Image above: Photographer Jen Altman adds a touch of glamor and decadence to her family’s Park Slope home with this glimmering bar cart.
Image above: Jane Cameron of Fête Magazine created a beautiful yet low-key bar with a junk-shop table and a simple wooden tray.
More bar cart inspiration after the jump . . .
Image above: Designer Kristen Davis used a coat of pink paint and some wrapping paper to transform a drab yard sale table into a cute bar fit for any party.
Image above: Photographer Raya Carlisle created a cheerful makeshift bar in her kitchen through a combination of small trays, beautiful glasses and bright color.

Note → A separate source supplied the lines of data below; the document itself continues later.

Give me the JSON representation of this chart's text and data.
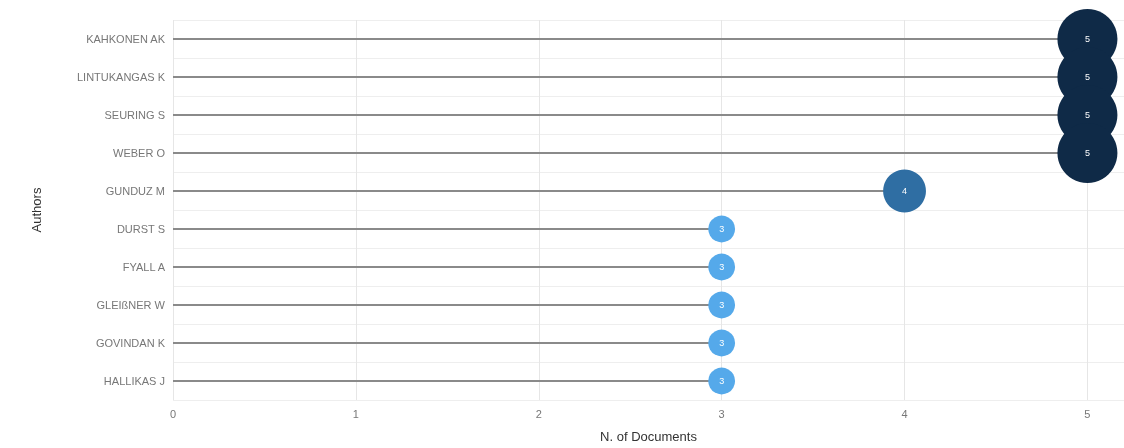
{
  "chart_data": {
    "type": "lollipop",
    "orientation": "horizontal",
    "xlabel": "N. of Documents",
    "ylabel": "Authors",
    "categories": [
      "KAHKONEN AK",
      "LINTUKANGAS K",
      "SEURING S",
      "WEBER O",
      "GUNDUZ M",
      "DURST S",
      "FYALL A",
      "GLEIßNER W",
      "GOVINDAN K",
      "HALLIKAS J"
    ],
    "values": [
      5,
      5,
      5,
      5,
      4,
      3,
      3,
      3,
      3,
      3
    ],
    "sizes": [
      1,
      1,
      1,
      1,
      0.51,
      0.2,
      0.2,
      0.2,
      0.2,
      0.2
    ],
    "colors": [
      "#0f2a47",
      "#0f2a47",
      "#0f2a47",
      "#0f2a47",
      "#2f6ea3",
      "#55a9ea",
      "#55a9ea",
      "#55a9ea",
      "#55a9ea",
      "#55a9ea"
    ],
    "xlim": [
      0,
      5.2
    ],
    "xticks": [
      0,
      1,
      2,
      3,
      4,
      5
    ],
    "grid": true,
    "data_labels": true,
    "marker": "circle"
  }
}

Image above: Caitlin and Eric Flemming illustrate how practically any surface, even a bookshelf, can be turned into an attractive space for serving drinks.
Image above: The bar cart in the corner of Kimberly and John Canale’s living room creates a warm and inviting atmosphere and lets guests know that it’s okay to sit back, relax and linger.
Image above: Photographers Andrew and Gemma Ingalls use a writing desk as a bar large enough to accommodate even the most intimidating crowd.
Images above: Blogger Joslyn Taylor created a charming multifunctional bar in the space between rooms through the use of wallpaper, paint and some complementary accessories.
Image above: Blogger Monica Cruz-Hernandez transformed a rusty old bar cart from a yard sale into a beautiful like-new serving station with storage to spare!
Image above: Paul and Megan Wilkes use a brightly colored vintage bar cart in their Dallas home.
Image above: A windowed cabinet doubles as a miniature bar in Kate and Alden Woodrow’s home. Cocktail books and go-to favorites are kept on top, while additional liquors and glasses are stored below.
Image above: Naomi Stein, owner of the boutique construction firm Design Manifest, created a glamorous nook for a vintage bar cart she won at an auction.